À la contre-offensive vigoureuse d’Emmanuel Macron, les opposants ripostent par un feu roulant de déclarations assassines. Le pouvoir veut mettre un terme à l’affaire, les partis politiques veulent maintenir le chaos institutionnel, au risque de lasser l’opinion publique.

UN FORMIDABLE feuilleton pour l’été. Chaque jour, riche en événements, fait osciller chacun d’entre nous entre les versions de l’affaire Benalla qui nous sont proposées. Le principal acteur de cette tragi-comédie, Alexandre Benalla, a donné une interview au « Monde » qui paraît aujourd’hui. Nous avons fini par connaître son salaire, 6 000 euros par mois, ce qui est beaucoup, mais pas scandaleux. Il reconnaît avoir commis une faute, mais il dénonce les manigances des médias et de la classe politique. Il se dit blessé par le mot de trahison, prononcé par le président de la République. Le secrétaire général de l’Élysée, Alexis Kohler,  vient de témoigner devant la commission de l’Assemblée. Il n’a pas vraiment dissipé les zones d’ombre qui demeurent sur le rôle exact que M. Benalla jouait à l’Élysée. Une perquisition a été effectuée dans le bureau de celui-ci, en sa présence. On en fait tout un plat, mais il y a des précédents, et pour des affaires plus graves, comme le suicide d’un conseiller de François Mitterrand, François de Grossouvre, en avril 1994.  On peut néanmoins retenir de ce fatras d’informations et de détails que M. Benalla bénéficiait de l’indulgence du président, séduit par son activisme, et qui ne l’a pas caché, mardi, dans son discours à la Maison de l’Amérique latine.

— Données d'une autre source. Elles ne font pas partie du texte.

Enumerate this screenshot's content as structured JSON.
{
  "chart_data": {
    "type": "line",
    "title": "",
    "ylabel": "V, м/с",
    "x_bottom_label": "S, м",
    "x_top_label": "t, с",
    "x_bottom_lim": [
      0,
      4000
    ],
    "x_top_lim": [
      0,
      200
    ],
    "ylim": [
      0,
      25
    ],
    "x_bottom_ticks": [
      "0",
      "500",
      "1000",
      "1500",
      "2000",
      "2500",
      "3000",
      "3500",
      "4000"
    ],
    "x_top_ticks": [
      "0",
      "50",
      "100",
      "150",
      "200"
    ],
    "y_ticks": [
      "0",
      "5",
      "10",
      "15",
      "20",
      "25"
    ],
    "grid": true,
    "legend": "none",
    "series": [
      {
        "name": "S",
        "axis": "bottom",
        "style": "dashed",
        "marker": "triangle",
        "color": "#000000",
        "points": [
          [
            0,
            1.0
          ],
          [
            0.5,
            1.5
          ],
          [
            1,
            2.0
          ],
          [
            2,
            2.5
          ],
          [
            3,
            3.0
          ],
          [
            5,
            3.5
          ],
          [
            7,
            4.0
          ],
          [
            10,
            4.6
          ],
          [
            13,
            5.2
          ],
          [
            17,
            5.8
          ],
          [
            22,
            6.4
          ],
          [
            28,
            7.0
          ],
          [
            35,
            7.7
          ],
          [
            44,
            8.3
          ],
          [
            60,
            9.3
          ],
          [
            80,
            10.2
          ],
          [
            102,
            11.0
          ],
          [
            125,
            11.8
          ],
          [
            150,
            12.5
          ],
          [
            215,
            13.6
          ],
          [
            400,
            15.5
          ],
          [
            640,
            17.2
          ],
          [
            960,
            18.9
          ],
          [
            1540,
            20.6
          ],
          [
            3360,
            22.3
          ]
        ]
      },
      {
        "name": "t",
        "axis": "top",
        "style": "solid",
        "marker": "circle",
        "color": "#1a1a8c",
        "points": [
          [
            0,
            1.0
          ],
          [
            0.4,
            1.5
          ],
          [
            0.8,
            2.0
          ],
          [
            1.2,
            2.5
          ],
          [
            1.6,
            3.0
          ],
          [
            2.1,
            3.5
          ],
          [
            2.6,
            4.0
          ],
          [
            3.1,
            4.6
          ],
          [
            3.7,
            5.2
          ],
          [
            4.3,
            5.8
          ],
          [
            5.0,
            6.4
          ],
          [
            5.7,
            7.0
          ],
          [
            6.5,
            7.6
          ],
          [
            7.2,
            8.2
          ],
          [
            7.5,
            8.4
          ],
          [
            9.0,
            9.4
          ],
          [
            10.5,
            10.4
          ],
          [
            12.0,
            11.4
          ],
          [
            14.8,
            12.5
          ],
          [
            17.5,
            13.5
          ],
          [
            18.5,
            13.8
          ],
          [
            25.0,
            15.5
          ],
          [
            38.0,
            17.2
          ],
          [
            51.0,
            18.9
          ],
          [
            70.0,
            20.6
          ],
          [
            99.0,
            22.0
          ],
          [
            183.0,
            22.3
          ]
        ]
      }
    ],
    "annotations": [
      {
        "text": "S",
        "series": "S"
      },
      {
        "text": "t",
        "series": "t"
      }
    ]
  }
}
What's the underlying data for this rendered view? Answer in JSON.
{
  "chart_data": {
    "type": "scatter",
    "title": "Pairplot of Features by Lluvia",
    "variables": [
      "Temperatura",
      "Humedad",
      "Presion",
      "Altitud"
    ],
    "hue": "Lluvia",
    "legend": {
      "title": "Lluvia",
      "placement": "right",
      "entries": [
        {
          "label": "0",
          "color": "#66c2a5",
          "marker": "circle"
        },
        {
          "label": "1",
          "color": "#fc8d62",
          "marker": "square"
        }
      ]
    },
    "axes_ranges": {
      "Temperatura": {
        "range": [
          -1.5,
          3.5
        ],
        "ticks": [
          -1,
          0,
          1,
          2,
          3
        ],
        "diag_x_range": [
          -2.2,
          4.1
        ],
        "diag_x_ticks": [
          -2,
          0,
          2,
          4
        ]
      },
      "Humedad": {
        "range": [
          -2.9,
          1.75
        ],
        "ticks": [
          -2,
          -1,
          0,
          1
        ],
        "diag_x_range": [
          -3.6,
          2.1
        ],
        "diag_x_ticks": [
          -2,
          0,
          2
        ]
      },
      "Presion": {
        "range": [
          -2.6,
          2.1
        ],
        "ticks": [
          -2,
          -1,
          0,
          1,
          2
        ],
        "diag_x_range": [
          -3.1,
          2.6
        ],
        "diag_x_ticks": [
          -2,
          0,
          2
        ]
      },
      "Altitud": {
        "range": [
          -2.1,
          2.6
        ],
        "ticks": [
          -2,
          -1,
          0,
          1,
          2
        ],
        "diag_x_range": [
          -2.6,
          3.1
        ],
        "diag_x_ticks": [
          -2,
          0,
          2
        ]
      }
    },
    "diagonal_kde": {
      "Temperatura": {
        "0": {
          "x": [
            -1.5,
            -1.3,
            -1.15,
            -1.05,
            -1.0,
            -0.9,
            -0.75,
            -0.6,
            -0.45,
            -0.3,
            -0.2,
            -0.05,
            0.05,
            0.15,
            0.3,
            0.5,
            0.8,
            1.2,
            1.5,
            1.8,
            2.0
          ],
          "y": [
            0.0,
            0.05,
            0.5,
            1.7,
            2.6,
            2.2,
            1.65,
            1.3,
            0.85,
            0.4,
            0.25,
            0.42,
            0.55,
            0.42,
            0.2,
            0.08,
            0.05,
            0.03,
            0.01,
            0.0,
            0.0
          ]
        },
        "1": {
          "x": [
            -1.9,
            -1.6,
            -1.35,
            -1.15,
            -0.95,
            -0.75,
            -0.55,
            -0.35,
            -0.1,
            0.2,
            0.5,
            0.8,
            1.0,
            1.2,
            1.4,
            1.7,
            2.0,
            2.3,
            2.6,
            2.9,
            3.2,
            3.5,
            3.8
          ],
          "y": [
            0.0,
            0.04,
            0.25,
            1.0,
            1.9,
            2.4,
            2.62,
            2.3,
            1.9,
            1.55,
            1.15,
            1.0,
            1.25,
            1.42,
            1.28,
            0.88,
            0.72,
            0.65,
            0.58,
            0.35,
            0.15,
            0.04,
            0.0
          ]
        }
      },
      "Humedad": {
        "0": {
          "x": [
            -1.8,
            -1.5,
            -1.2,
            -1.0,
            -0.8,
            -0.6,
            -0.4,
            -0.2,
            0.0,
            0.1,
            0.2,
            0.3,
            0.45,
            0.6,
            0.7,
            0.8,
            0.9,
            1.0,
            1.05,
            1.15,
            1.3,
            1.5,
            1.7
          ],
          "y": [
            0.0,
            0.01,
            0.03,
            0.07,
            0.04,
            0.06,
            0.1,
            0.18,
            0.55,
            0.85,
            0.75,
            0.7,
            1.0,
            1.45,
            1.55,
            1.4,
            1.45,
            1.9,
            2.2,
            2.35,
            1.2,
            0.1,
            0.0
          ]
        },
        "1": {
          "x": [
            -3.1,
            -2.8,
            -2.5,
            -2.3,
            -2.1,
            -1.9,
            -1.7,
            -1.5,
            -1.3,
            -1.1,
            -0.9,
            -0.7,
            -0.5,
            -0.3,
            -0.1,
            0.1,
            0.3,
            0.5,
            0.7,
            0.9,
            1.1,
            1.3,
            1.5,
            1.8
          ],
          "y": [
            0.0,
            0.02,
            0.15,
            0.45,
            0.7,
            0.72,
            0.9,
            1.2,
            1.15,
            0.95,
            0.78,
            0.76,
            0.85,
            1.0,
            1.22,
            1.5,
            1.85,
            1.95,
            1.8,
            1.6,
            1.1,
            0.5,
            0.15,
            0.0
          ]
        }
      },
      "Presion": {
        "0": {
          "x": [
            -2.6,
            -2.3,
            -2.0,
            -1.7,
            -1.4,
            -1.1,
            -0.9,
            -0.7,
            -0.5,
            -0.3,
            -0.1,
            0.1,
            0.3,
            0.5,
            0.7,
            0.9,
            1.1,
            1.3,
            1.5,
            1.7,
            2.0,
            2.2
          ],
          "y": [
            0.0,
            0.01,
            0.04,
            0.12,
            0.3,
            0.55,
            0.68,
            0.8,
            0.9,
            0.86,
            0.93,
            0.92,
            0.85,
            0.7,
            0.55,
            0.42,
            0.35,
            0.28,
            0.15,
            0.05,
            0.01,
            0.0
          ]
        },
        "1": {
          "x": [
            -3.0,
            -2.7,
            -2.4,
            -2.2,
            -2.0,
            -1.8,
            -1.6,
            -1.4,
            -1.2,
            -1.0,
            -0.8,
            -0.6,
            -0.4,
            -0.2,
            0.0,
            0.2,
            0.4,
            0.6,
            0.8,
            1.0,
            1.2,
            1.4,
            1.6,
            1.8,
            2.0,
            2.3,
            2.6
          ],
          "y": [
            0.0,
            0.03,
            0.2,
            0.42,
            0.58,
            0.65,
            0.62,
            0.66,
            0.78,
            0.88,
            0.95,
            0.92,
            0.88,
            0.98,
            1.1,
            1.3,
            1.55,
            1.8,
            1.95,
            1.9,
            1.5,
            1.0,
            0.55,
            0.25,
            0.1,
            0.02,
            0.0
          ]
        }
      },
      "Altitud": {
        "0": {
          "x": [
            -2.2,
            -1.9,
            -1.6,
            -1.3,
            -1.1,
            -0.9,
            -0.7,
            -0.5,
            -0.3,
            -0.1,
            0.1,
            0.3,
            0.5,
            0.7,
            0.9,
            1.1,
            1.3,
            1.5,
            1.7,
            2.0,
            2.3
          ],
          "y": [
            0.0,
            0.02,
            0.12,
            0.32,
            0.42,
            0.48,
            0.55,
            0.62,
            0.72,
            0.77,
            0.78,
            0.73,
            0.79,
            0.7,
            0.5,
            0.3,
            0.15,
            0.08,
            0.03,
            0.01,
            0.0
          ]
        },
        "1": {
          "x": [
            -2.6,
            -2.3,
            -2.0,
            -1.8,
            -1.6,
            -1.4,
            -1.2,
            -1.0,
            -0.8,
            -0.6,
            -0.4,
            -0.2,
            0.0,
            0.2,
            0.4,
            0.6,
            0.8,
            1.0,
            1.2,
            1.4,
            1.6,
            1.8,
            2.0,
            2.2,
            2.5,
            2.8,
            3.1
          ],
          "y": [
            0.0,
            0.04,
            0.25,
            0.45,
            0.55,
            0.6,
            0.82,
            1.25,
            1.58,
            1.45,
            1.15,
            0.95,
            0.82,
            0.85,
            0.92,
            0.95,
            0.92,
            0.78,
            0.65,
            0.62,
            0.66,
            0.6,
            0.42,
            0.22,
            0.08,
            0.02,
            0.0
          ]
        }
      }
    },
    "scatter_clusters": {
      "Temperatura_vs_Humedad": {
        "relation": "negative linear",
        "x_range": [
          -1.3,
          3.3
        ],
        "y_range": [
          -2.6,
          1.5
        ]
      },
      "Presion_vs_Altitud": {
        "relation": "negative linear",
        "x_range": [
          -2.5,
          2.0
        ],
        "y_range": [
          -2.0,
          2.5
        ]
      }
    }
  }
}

Nous sommes une démocratie.

Les partis, eux, ont dénoncé le comportement post-scandale de M. Macron avec des mots d’outragés, comme s’ils avaient, jusqu’à présent, pratiqué l’art de la dentellière. Le président a sans nul doute recruté et soutenu M. Benalla avec une certaine légèreté. Première erreur. La deuxième fut de critiquer une fois encore les médias, qu’il confond avec les réseaux sociaux, attribuant de la sorte à la presse sérieuse des informations qu’elle n’a jamais publiées et oubliant que, sans les journaux, personne n’aurait entendu parler de l’affaire. Il ressort de ce chaos que la presse française est libre et fait son travail ; que la justice s’est emparée de l’affaire dès qu’elle en a eu vent ; que les institutions sont d’une solidité à toute épreuve, puisque deux commissions parlementaires ont été créées et que, en conséquence, la domination du parlement par l’Élysée est un  faux argument. On a tout le loisir de déceler les failles dans les auditions, questions provocatrices assorties, comme toujours, de jugements discourtois sur la personne interrogée, réponses parfois confuses qui ne semblent dire qu’une partie de la vérité. Mais enfin, cette Constitution, que l’on a tellement hâte de changer, a été utile au pays, en démontrant que nous sommes une grande démocratie.

Les commissions ne sont pas des tribunaux.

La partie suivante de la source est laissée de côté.